|This photo was taken in the Cultural House in Dulce de Nombre de Maria, Chalatenango|
Historians believe that versions of this tale were spread throughout the Americas by Spanish rulers, who wanted to discourage the local people from venturing out after dark to conspire against them. The story was used as a threat to anyone who was caught in the street.
In the hills near San Vicente, the people tell a particularly gruesome version of this tale...

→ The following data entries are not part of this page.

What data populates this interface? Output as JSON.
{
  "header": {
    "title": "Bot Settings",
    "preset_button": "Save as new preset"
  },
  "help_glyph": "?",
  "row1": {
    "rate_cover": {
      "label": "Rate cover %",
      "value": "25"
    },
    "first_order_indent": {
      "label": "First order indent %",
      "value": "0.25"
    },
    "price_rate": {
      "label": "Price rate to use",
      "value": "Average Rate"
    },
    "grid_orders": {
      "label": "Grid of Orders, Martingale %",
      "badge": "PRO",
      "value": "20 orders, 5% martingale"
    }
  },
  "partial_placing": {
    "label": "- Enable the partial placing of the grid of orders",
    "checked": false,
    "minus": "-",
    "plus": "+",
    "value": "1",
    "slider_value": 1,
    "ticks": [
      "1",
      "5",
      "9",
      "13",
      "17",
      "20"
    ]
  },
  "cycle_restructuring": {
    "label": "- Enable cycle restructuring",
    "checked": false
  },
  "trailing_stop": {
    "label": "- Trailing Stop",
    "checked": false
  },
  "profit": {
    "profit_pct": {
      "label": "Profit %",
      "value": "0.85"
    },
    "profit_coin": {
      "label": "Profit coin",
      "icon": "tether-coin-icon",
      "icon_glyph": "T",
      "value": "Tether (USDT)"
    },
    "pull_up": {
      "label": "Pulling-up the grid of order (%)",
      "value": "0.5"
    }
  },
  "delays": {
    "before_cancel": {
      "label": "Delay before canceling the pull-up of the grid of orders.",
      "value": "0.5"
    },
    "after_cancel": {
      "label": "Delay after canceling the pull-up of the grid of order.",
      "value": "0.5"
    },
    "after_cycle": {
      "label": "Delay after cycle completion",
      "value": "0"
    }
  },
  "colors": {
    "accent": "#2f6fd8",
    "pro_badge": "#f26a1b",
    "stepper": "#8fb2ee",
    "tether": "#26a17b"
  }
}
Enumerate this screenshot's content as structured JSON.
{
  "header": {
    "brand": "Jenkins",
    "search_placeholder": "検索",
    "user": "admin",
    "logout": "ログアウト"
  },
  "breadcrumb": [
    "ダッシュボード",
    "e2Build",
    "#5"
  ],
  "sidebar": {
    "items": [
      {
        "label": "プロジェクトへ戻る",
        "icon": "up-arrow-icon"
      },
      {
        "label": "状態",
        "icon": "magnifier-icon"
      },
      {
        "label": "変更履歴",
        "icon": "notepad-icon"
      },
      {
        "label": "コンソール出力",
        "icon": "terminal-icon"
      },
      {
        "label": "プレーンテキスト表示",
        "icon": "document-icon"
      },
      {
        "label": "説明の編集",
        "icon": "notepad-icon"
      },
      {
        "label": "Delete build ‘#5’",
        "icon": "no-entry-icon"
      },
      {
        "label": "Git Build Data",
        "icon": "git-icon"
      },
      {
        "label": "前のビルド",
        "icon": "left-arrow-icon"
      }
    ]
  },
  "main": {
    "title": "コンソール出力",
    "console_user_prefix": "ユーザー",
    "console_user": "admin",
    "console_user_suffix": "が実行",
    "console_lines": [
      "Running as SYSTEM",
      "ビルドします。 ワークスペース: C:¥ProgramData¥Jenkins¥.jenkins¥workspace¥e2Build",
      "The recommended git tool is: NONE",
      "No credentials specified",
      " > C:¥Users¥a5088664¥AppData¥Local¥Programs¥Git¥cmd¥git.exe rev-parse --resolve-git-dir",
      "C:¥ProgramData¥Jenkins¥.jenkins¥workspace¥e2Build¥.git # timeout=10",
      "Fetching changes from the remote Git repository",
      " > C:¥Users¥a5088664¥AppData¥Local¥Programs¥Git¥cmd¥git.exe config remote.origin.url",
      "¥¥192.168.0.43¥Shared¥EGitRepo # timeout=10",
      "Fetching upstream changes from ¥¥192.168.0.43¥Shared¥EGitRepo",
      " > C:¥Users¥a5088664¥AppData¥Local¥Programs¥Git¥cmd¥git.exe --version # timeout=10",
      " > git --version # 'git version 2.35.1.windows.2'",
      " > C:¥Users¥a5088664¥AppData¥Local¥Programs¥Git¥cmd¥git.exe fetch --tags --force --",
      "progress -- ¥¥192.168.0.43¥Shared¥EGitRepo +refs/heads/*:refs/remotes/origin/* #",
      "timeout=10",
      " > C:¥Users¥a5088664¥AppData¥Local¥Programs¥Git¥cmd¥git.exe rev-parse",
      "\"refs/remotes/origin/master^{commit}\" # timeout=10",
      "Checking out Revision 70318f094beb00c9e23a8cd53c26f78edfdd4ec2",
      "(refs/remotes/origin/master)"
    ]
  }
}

One evening, the haunted cart appeared to a very gossipy woman. The cart appeared to be moving, but no oxen were pulling it. Human skulls with grotesque, grimacing faces were stuck onto the tops of sharpened poles on the sides of the cart. The cargo consisted of a grand pile of naked, decapitated bodies, with arms and legs writhing like the tentacles of a thousand octopi. In place of their heads, the body-carriers had bunches of grass. They danced around lashing the bodies with a big black whip, making a horrid sound like bullets, and all the while calling out the names of the people of the town who were known liars, cheats and hypocrites. The gossipy woman could not contain her curiosity when she heard the sound of the haunted cart. She went outside to look at it, and her horror was so great, that she woke up dead*, lying in a pool of her own curious, gossipy, revolting blood. And the sound of the squeaky wheels of the haunted cart has never been heard crossing the cobblestones of the town since that night.
*"woke up dead" is the way that the people tell the story...an interesting phrase, I think.